About ADAM / A Disintegrin and Metalloproteinase Domain:
ADAMs, which is short for a disintegrin and metalloproteinase, are a range of single transmembrane and secreted metalloendopeptidases. They are characterized with a particular disintegrin and metalloproteinase domain organization, and belong to the superfamily of zinc protease. The matrix is composed of metalloproteases. These are enzymes that are the main agents that are responsible for extracellular matrix degradation, as well as matrix remodeling. They play vital roles in the development of cells, healing wounds, and in the pathology of particular diseases, like cancer.
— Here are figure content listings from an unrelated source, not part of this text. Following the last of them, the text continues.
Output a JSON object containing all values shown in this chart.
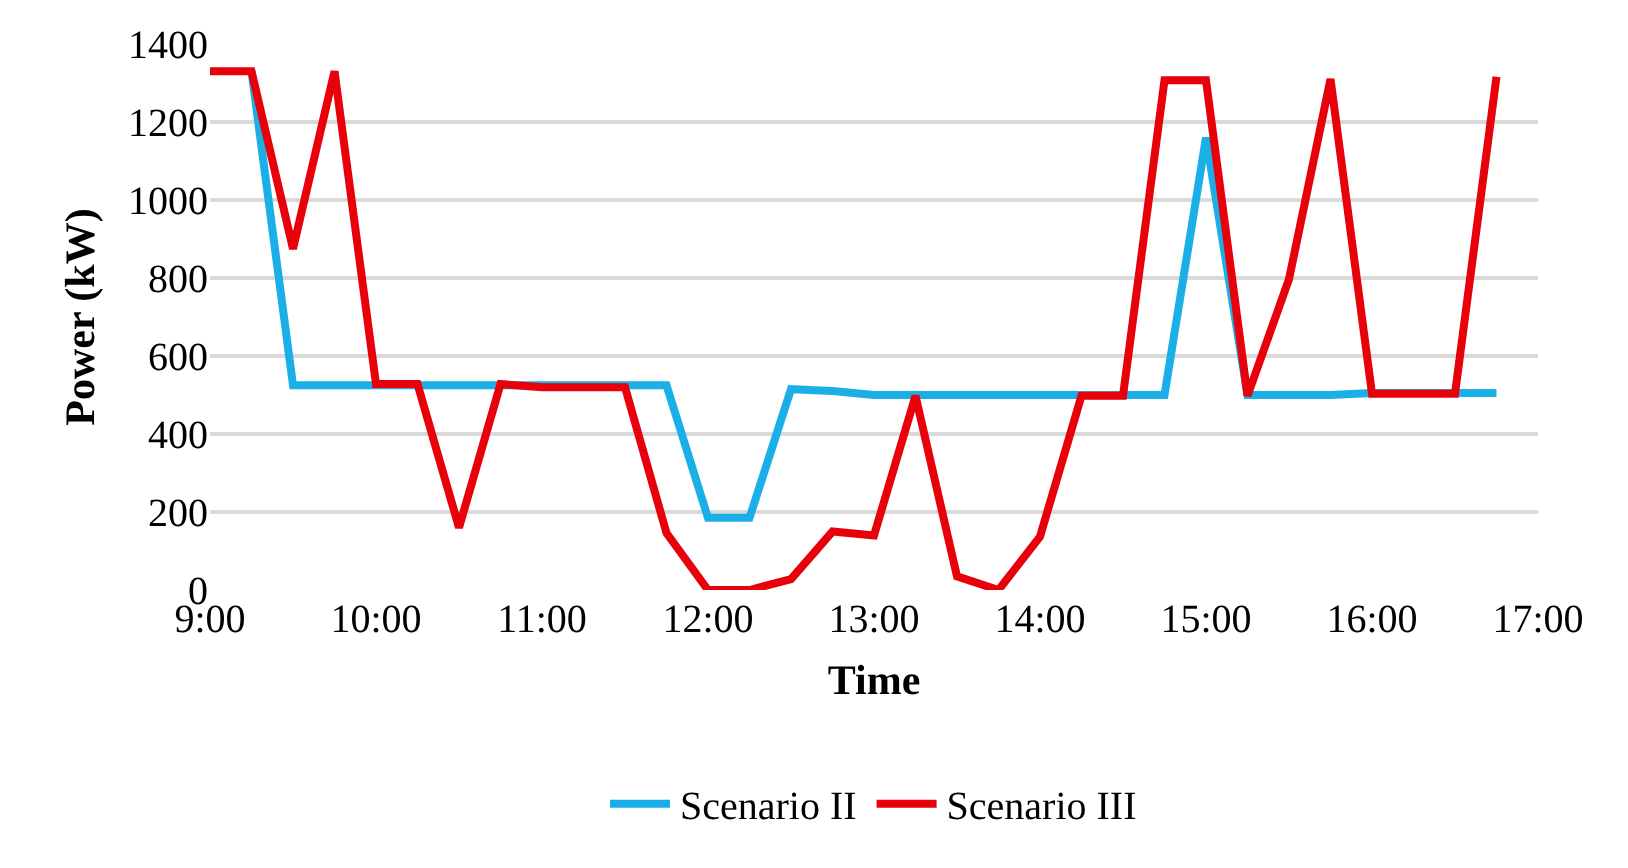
{
  "chart_data": {
    "type": "line",
    "xlabel": "Time",
    "ylabel": "Power (kW)",
    "x": [
      9,
      9.25,
      9.5,
      9.75,
      10,
      10.25,
      10.5,
      10.75,
      11,
      11.25,
      11.5,
      11.75,
      12,
      12.25,
      12.5,
      12.75,
      13,
      13.25,
      13.5,
      13.75,
      14,
      14.25,
      14.5,
      14.75,
      15,
      15.25,
      15.5,
      15.75,
      16,
      16.25,
      16.5,
      16.75
    ],
    "series": [
      {
        "name": "Scenario II",
        "color": "#1aafe6",
        "values": [
          null,
          1330,
          525,
          525,
          525,
          525,
          525,
          525,
          525,
          525,
          525,
          525,
          185,
          185,
          515,
          510,
          500,
          500,
          500,
          500,
          500,
          500,
          500,
          500,
          1160,
          500,
          500,
          500,
          505,
          505,
          505,
          505
        ]
      },
      {
        "name": "Scenario III",
        "color": "#e8000b",
        "values": [
          1330,
          1330,
          875,
          1330,
          528,
          528,
          160,
          528,
          520,
          520,
          520,
          146,
          0,
          0,
          28,
          150,
          140,
          498,
          35,
          0,
          137,
          498,
          498,
          1307,
          1307,
          498,
          797,
          1310,
          503,
          503,
          503,
          1316
        ]
      }
    ],
    "xlim": [
      9,
      17
    ],
    "xticks": [
      {
        "value": 9,
        "label": "9:00"
      },
      {
        "value": 10,
        "label": "10:00"
      },
      {
        "value": 11,
        "label": "11:00"
      },
      {
        "value": 12,
        "label": "12:00"
      },
      {
        "value": 13,
        "label": "13:00"
      },
      {
        "value": 14,
        "label": "14:00"
      },
      {
        "value": 15,
        "label": "15:00"
      },
      {
        "value": 16,
        "label": "16:00"
      },
      {
        "value": 17,
        "label": "17:00"
      }
    ],
    "ylim": [
      0,
      1400
    ],
    "yticks": [
      0,
      200,
      400,
      600,
      800,
      1000,
      1200,
      1400
    ],
    "grid": "y",
    "legend": "bottom",
    "marker": "none",
    "line_style": "solid"
  }
}
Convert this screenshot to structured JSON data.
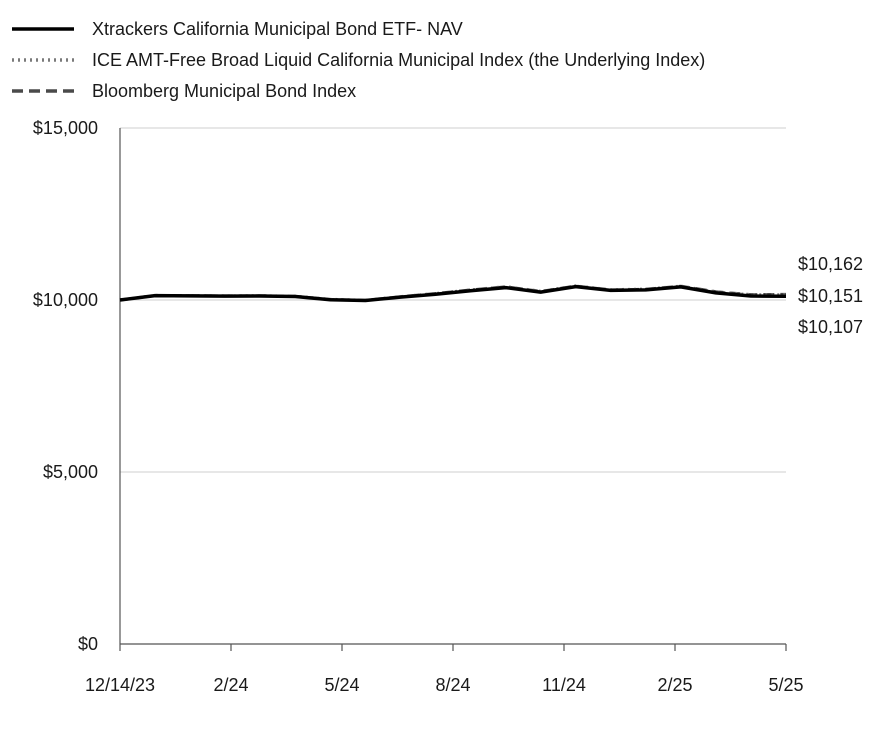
{
  "chart_data": {
    "type": "line",
    "title": "",
    "xlabel": "",
    "ylabel": "",
    "ylim": [
      0,
      15000
    ],
    "yticks": [
      0,
      5000,
      10000,
      15000
    ],
    "ytick_labels": [
      "$0",
      "$5,000",
      "$10,000",
      "$15,000"
    ],
    "xticks": [
      "12/14/23",
      "2/24",
      "5/24",
      "8/24",
      "11/24",
      "2/25",
      "5/25"
    ],
    "grid": "horizontal",
    "legend_position": "top-left",
    "colors": {
      "nav": "#000000",
      "underlying": "#7a7a7a",
      "bloomberg": "#4a4a4a",
      "grid": "#cfcfcf",
      "axis": "#555555"
    },
    "end_labels": [
      "$10,162",
      "$10,151",
      "$10,107"
    ],
    "series": [
      {
        "name": "Xtrackers California Municipal Bond ETF- NAV",
        "style": "solid",
        "values": [
          10000,
          10128,
          10120,
          10112,
          10115,
          10102,
          10010,
          9985,
          10085,
          10170,
          10270,
          10360,
          10230,
          10390,
          10280,
          10295,
          10380,
          10205,
          10115,
          10107
        ]
      },
      {
        "name": "ICE AMT-Free Broad Liquid California Municipal Index (the Underlying Index)",
        "style": "dotted",
        "values": [
          10000,
          10135,
          10128,
          10120,
          10125,
          10110,
          10020,
          9995,
          10100,
          10190,
          10295,
          10390,
          10255,
          10410,
          10300,
          10320,
          10405,
          10235,
          10150,
          10151
        ]
      },
      {
        "name": "Bloomberg Municipal Bond Index",
        "style": "dashed",
        "values": [
          10000,
          10132,
          10124,
          10118,
          10122,
          10106,
          10015,
          9990,
          10095,
          10185,
          10290,
          10385,
          10250,
          10405,
          10295,
          10312,
          10400,
          10240,
          10158,
          10162
        ]
      }
    ]
  }
}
When found in humans, not all ADAMs have a functional protease domain. This means that their main biological function will depend a lot on protein to protein interactions. ADAM genes have also been found in animals, as all as green algae, fungi, and choanoflagellates.
A Disintegrin and Metalloproteinase Domain Structure
The ADAM family of proteases are known as being metalloprotease disintegrin cysteine rich. The first member of the ADAM family was found as protease shown on the sperm membrane, which is crucial for the fusion of sperm and egg. There have been thirty-four identified members in the ADAM family.
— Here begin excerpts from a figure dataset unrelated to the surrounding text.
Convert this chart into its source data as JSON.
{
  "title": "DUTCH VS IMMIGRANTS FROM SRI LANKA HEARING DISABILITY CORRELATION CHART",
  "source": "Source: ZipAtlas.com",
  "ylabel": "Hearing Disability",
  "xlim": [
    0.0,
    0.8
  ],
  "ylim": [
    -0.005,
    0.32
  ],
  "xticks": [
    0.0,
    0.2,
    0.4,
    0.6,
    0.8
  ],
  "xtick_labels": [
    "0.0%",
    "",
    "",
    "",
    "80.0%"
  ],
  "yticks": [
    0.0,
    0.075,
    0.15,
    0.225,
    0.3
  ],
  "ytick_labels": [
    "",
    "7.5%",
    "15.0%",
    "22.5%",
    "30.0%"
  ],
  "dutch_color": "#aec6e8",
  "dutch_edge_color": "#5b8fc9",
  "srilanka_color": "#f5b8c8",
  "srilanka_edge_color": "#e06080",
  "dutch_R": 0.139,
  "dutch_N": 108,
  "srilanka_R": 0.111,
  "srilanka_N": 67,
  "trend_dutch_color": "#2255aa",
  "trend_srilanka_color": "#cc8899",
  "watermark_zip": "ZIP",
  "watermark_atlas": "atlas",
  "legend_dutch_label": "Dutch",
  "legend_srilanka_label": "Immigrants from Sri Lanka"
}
There is a big involvement of ADAMs in a range of cellular processes, from processing proteins, interacting with integrin receptors, as well as signalling molecules. ADAMs also play an important role in the process of transferring information from the cell to the surrounding environment. ADAMs family members play a range of important roles in the development of cells and cell signalling, alongside disease pathologies.
As well as the shedding of cytokines and cytokine receptors, some ADAM family members are involved in neural development, as well as myoblast fusion, alongside other processes in human development.